Expected long-term responsibilities:

  • JUnit rules/extensions
  • reusable fixtures for validation of public APIs
  • focused contract-test helpers for transport, selectors, and geometry

sample-desktop

Expected long-term responsibilities:

  • tiny exploratory app for manual spike validation
  • reproducible surfaces for popup, focus, scrolling, and coordinate tests

Do not let the sample app become a dumping ground for production logic.

sample-intellij-plugin

A minimal IntelliJ plugin used to validate that Spectre's in-process automator works against IDE-hosted Compose surfaces (Jewel-on-IntelliJ tool windows). The plugin is never published — it exists only for runIde validation against #13's checklist (popup discovery and ComposePanel semantics in the IDE-hosted case). Same constraint as sample-desktop: do not move production logic here.

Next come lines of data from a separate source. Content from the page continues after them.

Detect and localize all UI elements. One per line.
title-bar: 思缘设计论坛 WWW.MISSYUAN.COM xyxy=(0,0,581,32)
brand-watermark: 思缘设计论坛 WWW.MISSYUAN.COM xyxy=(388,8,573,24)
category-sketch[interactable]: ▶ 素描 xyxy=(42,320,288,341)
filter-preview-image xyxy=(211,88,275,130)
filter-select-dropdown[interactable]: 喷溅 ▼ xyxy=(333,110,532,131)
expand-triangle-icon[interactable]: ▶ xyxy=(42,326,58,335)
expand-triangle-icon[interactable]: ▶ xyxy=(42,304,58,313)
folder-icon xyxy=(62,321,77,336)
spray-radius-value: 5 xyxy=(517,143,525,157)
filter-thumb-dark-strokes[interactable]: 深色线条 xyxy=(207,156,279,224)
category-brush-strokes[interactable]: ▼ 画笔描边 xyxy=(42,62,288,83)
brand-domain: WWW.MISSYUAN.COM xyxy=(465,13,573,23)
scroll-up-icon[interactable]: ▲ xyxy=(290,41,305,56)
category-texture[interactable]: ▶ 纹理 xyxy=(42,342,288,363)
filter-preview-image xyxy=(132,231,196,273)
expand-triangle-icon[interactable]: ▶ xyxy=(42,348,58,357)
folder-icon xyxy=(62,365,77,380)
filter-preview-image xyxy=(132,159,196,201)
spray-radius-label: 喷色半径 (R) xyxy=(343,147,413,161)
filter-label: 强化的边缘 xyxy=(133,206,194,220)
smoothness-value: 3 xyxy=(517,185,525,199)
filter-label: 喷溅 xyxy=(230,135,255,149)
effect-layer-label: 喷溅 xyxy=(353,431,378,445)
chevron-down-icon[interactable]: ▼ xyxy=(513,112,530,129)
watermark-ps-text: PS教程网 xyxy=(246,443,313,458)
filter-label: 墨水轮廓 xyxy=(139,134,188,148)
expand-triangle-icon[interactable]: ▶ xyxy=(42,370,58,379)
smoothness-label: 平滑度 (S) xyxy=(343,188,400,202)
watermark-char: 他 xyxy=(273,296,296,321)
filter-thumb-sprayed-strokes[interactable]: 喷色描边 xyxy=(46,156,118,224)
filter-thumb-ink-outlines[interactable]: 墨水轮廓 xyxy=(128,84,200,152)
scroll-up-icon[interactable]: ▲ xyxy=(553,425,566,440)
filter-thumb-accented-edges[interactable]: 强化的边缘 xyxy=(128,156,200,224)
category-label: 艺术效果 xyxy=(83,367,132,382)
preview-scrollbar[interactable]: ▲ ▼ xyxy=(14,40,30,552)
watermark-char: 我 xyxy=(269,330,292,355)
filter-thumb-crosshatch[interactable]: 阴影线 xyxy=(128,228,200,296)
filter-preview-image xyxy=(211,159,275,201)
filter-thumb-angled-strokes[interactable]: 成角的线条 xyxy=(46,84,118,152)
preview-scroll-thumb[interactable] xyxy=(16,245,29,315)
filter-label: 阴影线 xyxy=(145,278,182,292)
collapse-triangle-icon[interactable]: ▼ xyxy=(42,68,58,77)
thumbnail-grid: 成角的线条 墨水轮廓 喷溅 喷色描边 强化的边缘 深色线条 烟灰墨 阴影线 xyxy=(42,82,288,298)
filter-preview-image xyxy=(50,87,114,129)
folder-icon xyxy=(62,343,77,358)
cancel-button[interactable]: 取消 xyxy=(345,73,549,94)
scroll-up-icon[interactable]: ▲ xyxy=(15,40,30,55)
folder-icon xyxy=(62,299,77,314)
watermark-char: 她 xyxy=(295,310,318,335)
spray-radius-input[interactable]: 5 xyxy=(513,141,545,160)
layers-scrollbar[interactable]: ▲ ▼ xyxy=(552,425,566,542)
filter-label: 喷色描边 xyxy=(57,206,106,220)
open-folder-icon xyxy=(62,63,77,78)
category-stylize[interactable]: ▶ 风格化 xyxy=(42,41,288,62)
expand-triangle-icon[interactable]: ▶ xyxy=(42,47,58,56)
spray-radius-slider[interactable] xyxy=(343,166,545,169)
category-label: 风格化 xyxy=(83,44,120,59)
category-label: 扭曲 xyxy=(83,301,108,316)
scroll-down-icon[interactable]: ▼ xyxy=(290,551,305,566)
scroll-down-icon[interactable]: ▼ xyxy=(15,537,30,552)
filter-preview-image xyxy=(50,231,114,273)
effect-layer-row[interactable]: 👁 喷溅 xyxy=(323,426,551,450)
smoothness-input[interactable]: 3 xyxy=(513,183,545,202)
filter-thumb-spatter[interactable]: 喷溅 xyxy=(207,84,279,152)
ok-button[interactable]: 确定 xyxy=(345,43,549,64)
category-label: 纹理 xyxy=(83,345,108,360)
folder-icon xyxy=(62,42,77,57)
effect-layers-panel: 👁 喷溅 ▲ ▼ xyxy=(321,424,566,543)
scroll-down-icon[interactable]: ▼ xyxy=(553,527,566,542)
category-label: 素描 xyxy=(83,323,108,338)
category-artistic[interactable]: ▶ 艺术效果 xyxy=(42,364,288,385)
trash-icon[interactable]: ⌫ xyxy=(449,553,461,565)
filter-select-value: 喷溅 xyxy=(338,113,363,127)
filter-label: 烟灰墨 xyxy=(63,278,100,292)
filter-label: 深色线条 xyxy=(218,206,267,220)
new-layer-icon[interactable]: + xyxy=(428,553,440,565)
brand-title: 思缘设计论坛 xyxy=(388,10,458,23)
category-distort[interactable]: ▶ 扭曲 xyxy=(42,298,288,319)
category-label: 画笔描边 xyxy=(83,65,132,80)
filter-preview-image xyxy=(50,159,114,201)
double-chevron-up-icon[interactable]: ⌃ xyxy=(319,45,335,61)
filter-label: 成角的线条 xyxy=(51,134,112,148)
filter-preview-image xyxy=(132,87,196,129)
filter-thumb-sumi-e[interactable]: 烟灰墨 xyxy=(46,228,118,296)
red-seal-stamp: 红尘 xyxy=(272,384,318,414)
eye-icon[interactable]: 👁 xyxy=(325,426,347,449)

Run via ./gradlew :sample-intellij-plugin:runIde, then Tools → Run Spectre Against the Sample Tool Window. The action drives the in-process ComposeAutomator against the Jewel tool window and dumps the discovered semantics tree to idea.log.

The non-interactive counterpart is ./gradlew :sample-intellij-plugin:uiTest (intellij-ide-starter, #42). It boots a real IntelliJ Ultimate IDE in a child process, installs the locally-built plugin zip, fires RunSpectreAction through the Driver API, and asserts every tagged Compose node from SpectreSampleToolWindowContent appears in idea.log. Same assertions as the manual smoke, no human in the loop. Opt-in (not wired into :check); CI runs it in .github/workflows/ide-uitest.yml when plugin/core/recording sources change.

Architectural Invariants

These should remain true as the codebase grows:

  1. core stays usable in-process without requiring the server.
  2. Selector/query logic lives in core, not in the sample app or transport layer.
  3. Transport modules serialise public/core-facing models instead of inventing parallel ones unless there is a strong compatibility reason.
  4. Platform-specific integrations should be isolated behind small interfaces at module boundaries.
  5. Research-only shortcuts are acceptable in the sample app, but reusable behaviour must be moved into the proper module before it is treated as part of the product surface.